Nach einer längeren, unbequemen Fahrt auf Holzbänken im Transportwagen des Materialzuges traf ich an meinem künftigen Arbeitsplatz ein. Die von Windhuk nach Keetmannshop und weiter nach Südafrika zu bauende Eisenbahnlinie war jedoch nicht die Schmalspurbahn, mit der ich von Swakopmund nach Windhuk gefahren war. Hier wurden Schienen für die in Südafrika gebräuchliche größere Kapspur mit einer Spurweite von 3½ englischen Fuß, beziehungsweise 1 067 Millimetern, verlegt. Entsprechend hatten wir für die Versorgung auch die größeren Waggons und eine dazu passende Lokomotive.

Im Camp angekommen, zeigte man mir meinen Store. Das war eine in einen vorderen und einen hinteren Bereich eingeteilte Holzbaracke mit Wellblechdach. Der Store war bereits im Laufe der letzten Woche von den Gleisarbeitern zusammen mit dem Camp unter hohen, weiter auseinander stehenden Bäumen und Büschen aufgebaut worden. Aus Platzgründen hatten sie ihn etwa 50 Meter von ihrem Camp entfernt aufgestellt.

Die vier Holzwände und das Wellblechdach meines Stores waren so miteinander verschraubt, dass ein kleiner Luftspalt von ungefähr vier Zentimetern zwischen Wand und Decke blieb.
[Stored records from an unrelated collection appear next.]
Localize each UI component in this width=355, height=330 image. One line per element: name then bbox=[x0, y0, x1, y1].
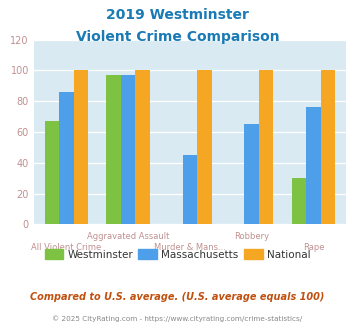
Bar bbox=[259, 70, 273, 224]
Bar bbox=[121, 75, 136, 224]
Bar bbox=[59, 92, 74, 224]
Text: Rape: Rape bbox=[303, 243, 324, 252]
Bar bbox=[74, 70, 88, 224]
Text: Aggravated Assault: Aggravated Assault bbox=[87, 232, 169, 241]
Text: 2019 Westminster: 2019 Westminster bbox=[106, 8, 249, 22]
Bar bbox=[292, 178, 306, 224]
Bar bbox=[183, 155, 197, 224]
Text: All Violent Crime: All Violent Crime bbox=[31, 243, 102, 252]
Bar bbox=[321, 70, 335, 224]
Text: Murder & Mans...: Murder & Mans... bbox=[154, 243, 226, 252]
Legend: Westminster, Massachusetts, National: Westminster, Massachusetts, National bbox=[40, 245, 315, 264]
Text: © 2025 CityRating.com - https://www.cityrating.com/crime-statistics/: © 2025 CityRating.com - https://www.city… bbox=[53, 315, 302, 322]
Text: Robbery: Robbery bbox=[234, 232, 269, 241]
Bar bbox=[106, 75, 121, 224]
Bar bbox=[45, 121, 59, 224]
Bar bbox=[244, 124, 259, 224]
Text: Violent Crime Comparison: Violent Crime Comparison bbox=[76, 30, 279, 44]
Bar bbox=[136, 70, 150, 224]
Bar bbox=[306, 107, 321, 224]
Bar bbox=[197, 70, 212, 224]
Text: Compared to U.S. average. (U.S. average equals 100): Compared to U.S. average. (U.S. average … bbox=[30, 292, 325, 302]
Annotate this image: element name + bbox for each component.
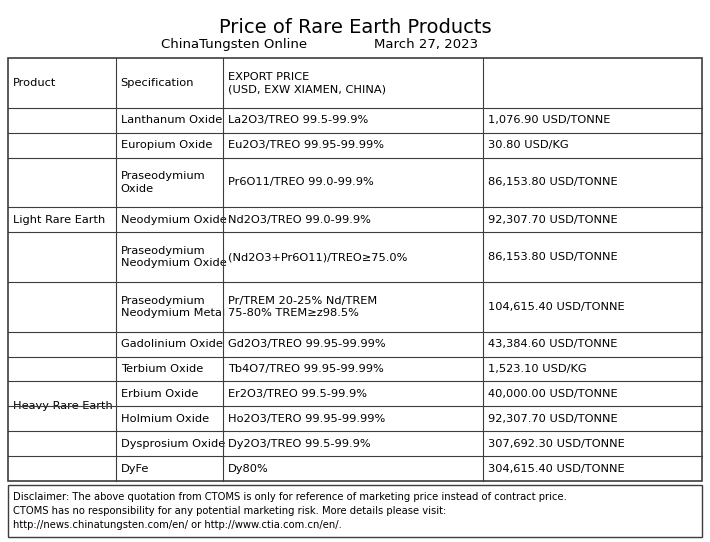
Text: 92,307.70 USD/TONNE: 92,307.70 USD/TONNE: [488, 414, 618, 424]
Text: 304,615.40 USD/TONNE: 304,615.40 USD/TONNE: [488, 463, 625, 474]
Text: (Nd2O3+Pr6O11)/TREO≥75.0%: (Nd2O3+Pr6O11)/TREO≥75.0%: [228, 252, 408, 262]
Text: Eu2O3/TREO 99.95-99.99%: Eu2O3/TREO 99.95-99.99%: [228, 140, 384, 150]
Text: Praseodymium
Neodymium Oxide: Praseodymium Neodymium Oxide: [121, 246, 226, 268]
Text: Ho2O3/TERO 99.95-99.99%: Ho2O3/TERO 99.95-99.99%: [228, 414, 386, 424]
Text: Pr6O11/TREO 99.0-99.9%: Pr6O11/TREO 99.0-99.9%: [228, 177, 374, 188]
Text: Dy80%: Dy80%: [228, 463, 269, 474]
Text: Dy2O3/TREO 99.5-99.9%: Dy2O3/TREO 99.5-99.9%: [228, 438, 371, 449]
Text: 1,523.10 USD/KG: 1,523.10 USD/KG: [488, 364, 587, 374]
Text: Pr/TREM 20-25% Nd/TREM
75-80% TREM≥z98.5%: Pr/TREM 20-25% Nd/TREM 75-80% TREM≥z98.5…: [228, 295, 378, 318]
Text: Lanthanum Oxide: Lanthanum Oxide: [121, 115, 222, 125]
Text: Praseodymium
Oxide: Praseodymium Oxide: [121, 171, 205, 193]
Text: La2O3/TREO 99.5-99.9%: La2O3/TREO 99.5-99.9%: [228, 115, 368, 125]
Text: Praseodymium
Neodymium Metal: Praseodymium Neodymium Metal: [121, 295, 224, 318]
Text: Price of Rare Earth Products: Price of Rare Earth Products: [219, 18, 491, 37]
Text: 30.80 USD/KG: 30.80 USD/KG: [488, 140, 569, 150]
Text: EXPORT PRICE
(USD, EXW XIAMEN, CHINA): EXPORT PRICE (USD, EXW XIAMEN, CHINA): [228, 72, 386, 94]
Text: Light Rare Earth: Light Rare Earth: [13, 215, 105, 225]
Text: 86,153.80 USD/TONNE: 86,153.80 USD/TONNE: [488, 177, 618, 188]
Text: March 27, 2023: March 27, 2023: [374, 38, 478, 51]
Text: 43,384.60 USD/TONNE: 43,384.60 USD/TONNE: [488, 339, 618, 349]
Text: Specification: Specification: [121, 78, 194, 88]
Bar: [8, 485, 702, 537]
Text: 307,692.30 USD/TONNE: 307,692.30 USD/TONNE: [488, 438, 625, 449]
Text: Nd2O3/TREO 99.0-99.9%: Nd2O3/TREO 99.0-99.9%: [228, 215, 371, 225]
Text: Gadolinium Oxide: Gadolinium Oxide: [121, 339, 222, 349]
Text: ChinaTungsten Online: ChinaTungsten Online: [161, 38, 307, 51]
Text: Tb4O7/TREO 99.95-99.99%: Tb4O7/TREO 99.95-99.99%: [228, 364, 384, 374]
Text: Heavy Rare Earth: Heavy Rare Earth: [13, 402, 113, 411]
Text: Gd2O3/TREO 99.95-99.99%: Gd2O3/TREO 99.95-99.99%: [228, 339, 386, 349]
Text: 104,615.40 USD/TONNE: 104,615.40 USD/TONNE: [488, 302, 625, 312]
Bar: [8, 58, 702, 481]
Text: DyFe: DyFe: [121, 463, 149, 474]
Text: Er2O3/TREO 99.5-99.9%: Er2O3/TREO 99.5-99.9%: [228, 389, 367, 399]
Text: Product: Product: [13, 78, 56, 88]
Text: Erbium Oxide: Erbium Oxide: [121, 389, 198, 399]
Text: Disclaimer: The above quotation from CTOMS is only for reference of marketing pr: Disclaimer: The above quotation from CTO…: [13, 492, 567, 530]
Text: 86,153.80 USD/TONNE: 86,153.80 USD/TONNE: [488, 252, 618, 262]
Text: Terbium Oxide: Terbium Oxide: [121, 364, 203, 374]
Text: Europium Oxide: Europium Oxide: [121, 140, 212, 150]
Text: Dysprosium Oxide: Dysprosium Oxide: [121, 438, 225, 449]
Text: 40,000.00 USD/TONNE: 40,000.00 USD/TONNE: [488, 389, 618, 399]
Text: Neodymium Oxide: Neodymium Oxide: [121, 215, 226, 225]
Text: Holmium Oxide: Holmium Oxide: [121, 414, 209, 424]
Text: 92,307.70 USD/TONNE: 92,307.70 USD/TONNE: [488, 215, 618, 225]
Text: 1,076.90 USD/TONNE: 1,076.90 USD/TONNE: [488, 115, 611, 125]
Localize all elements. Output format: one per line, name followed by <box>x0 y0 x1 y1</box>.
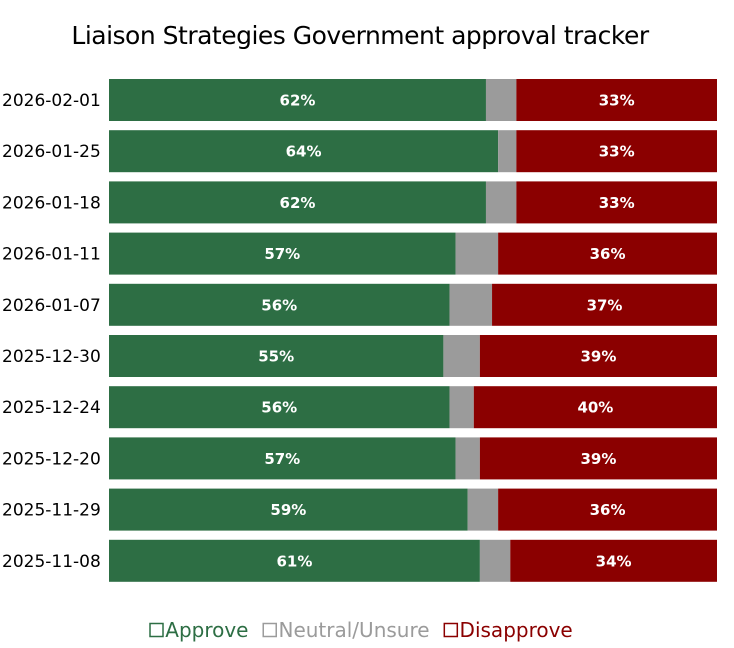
data-label-approve-2025-11-08: 61% <box>276 552 312 570</box>
data-label-approve-2026-01-07: 56% <box>261 296 297 314</box>
data-label-disapprove-2026-01-25: 33% <box>599 143 635 161</box>
bar-disapprove-2026-01-18 <box>516 181 717 224</box>
data-label-approve-2026-01-18: 62% <box>280 194 316 212</box>
data-label-approve-2026-01-11: 57% <box>264 245 300 263</box>
data-label-disapprove-2025-11-29: 36% <box>590 501 626 519</box>
y-axis-tick-labels: 2026-02-01 2026-01-25 2026-01-18 2026-01-11… <box>2 91 101 572</box>
bar-neutral-unsure-2026-01-18 <box>485 181 517 224</box>
bar-approve-2026-01-25 <box>109 130 499 173</box>
legend-label-disapprove: Disapprove <box>460 618 573 642</box>
legend-swatch-disapprove <box>443 622 459 638</box>
legend: Approve Neutral/Unsure Disapprove <box>149 618 573 642</box>
data-label-approve-2026-01-25: 64% <box>286 143 322 161</box>
bar-approve-2025-12-24 <box>109 386 450 429</box>
y-tick-label: 2025-12-20 <box>2 449 101 469</box>
data-label-approve-2025-12-24: 56% <box>261 399 297 417</box>
legend-swatch-neutral-unsure <box>262 622 277 638</box>
bar-approve-2025-11-29 <box>109 488 468 531</box>
bar-disapprove-2026-02-01 <box>516 79 717 121</box>
y-tick-label: 2025-12-30 <box>2 347 101 367</box>
bar-approve-2026-02-01 <box>109 79 486 121</box>
bar-neutral-unsure-2026-02-01 <box>485 79 517 121</box>
bar-approve-2025-12-30 <box>109 335 444 377</box>
bar-approve-2026-01-07 <box>109 283 450 326</box>
data-label-approve-2026-02-01: 62% <box>280 92 316 110</box>
bar-disapprove-2025-11-08 <box>510 539 717 582</box>
bar-disapprove-2025-12-30 <box>479 335 717 377</box>
y-tick-label: 2026-01-11 <box>2 245 101 265</box>
data-label-disapprove-2025-11-08: 34% <box>596 552 632 570</box>
bar-area: 62% 33% 64% 33% 62% 33% 57% 36% 56% 37% 55% 39% 56% 4… <box>109 79 717 582</box>
data-label-disapprove-2025-12-24: 40% <box>577 399 613 417</box>
y-tick-label: 2025-12-24 <box>2 398 101 418</box>
bar-neutral-unsure-2025-11-08 <box>479 539 511 582</box>
legend-label-approve: Approve <box>165 618 248 642</box>
bar-neutral-unsure-2025-12-24 <box>449 386 474 429</box>
data-label-approve-2025-12-30: 55% <box>258 348 294 366</box>
data-label-disapprove-2026-01-18: 33% <box>599 194 635 212</box>
bar-neutral-unsure-2026-01-25 <box>498 130 517 173</box>
bar-disapprove-2025-12-20 <box>479 437 717 480</box>
bar-disapprove-2026-01-07 <box>492 283 717 326</box>
data-label-disapprove-2026-02-01: 33% <box>599 92 635 110</box>
data-label-disapprove-2026-01-07: 37% <box>587 296 623 314</box>
bar-disapprove-2026-01-25 <box>516 130 717 173</box>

Da konnte einerseits die warme Luft abziehen, aber es konnten auch ebenso Insekten hereinkrabbeln. Diesen Spalt musste ich umgehend mit Streifen aus Moskitonetzgaze sichern, bevor meine Ware kam und der Lagerraum vollgepackt war. An den Stirnseiten waren jeweils eine Tür mit Fenstern und je zwei Fenster an den langen Seiten. Auf der Rückseite, sozusagen neben meinem Privateingang, hatte man ein großes Fass auf ein Gestell in Dachhöhe montiert und darunter an einem Rohr mit einem Hahn eine Duschbrause angebracht. Den Hahn konnte ich durch Ziehen an einer von zwei Ketten, die einen Hebel bewegten, öffnen oder schließen. Weiterhin gehörte eine Leiter zu meiner Ausrüstung. Im Normalfall wurde das Wasser mit dem Materialzug in großen Tanks angeliefert. Zum Duschen wäre es aber zu kostbar gewesen. Hier brauchte ich jedoch nur vom kleinen Bach in der Nähe, der zur Zeit Wasser führte, Wasser zu holen oder holen zu lassen, mit dem Eimer die Leiter hinaufzuklettern und das Wasser in das Fass zu füllen, dann würde ich duschen können. Es war gut gedacht, aber bei der Hitze war das Wasserschleppen nicht nach meinem Geschmack. Ich werde mich wohl in den nächsten Tagen doch im Waschbecken waschen, sagte ich mir.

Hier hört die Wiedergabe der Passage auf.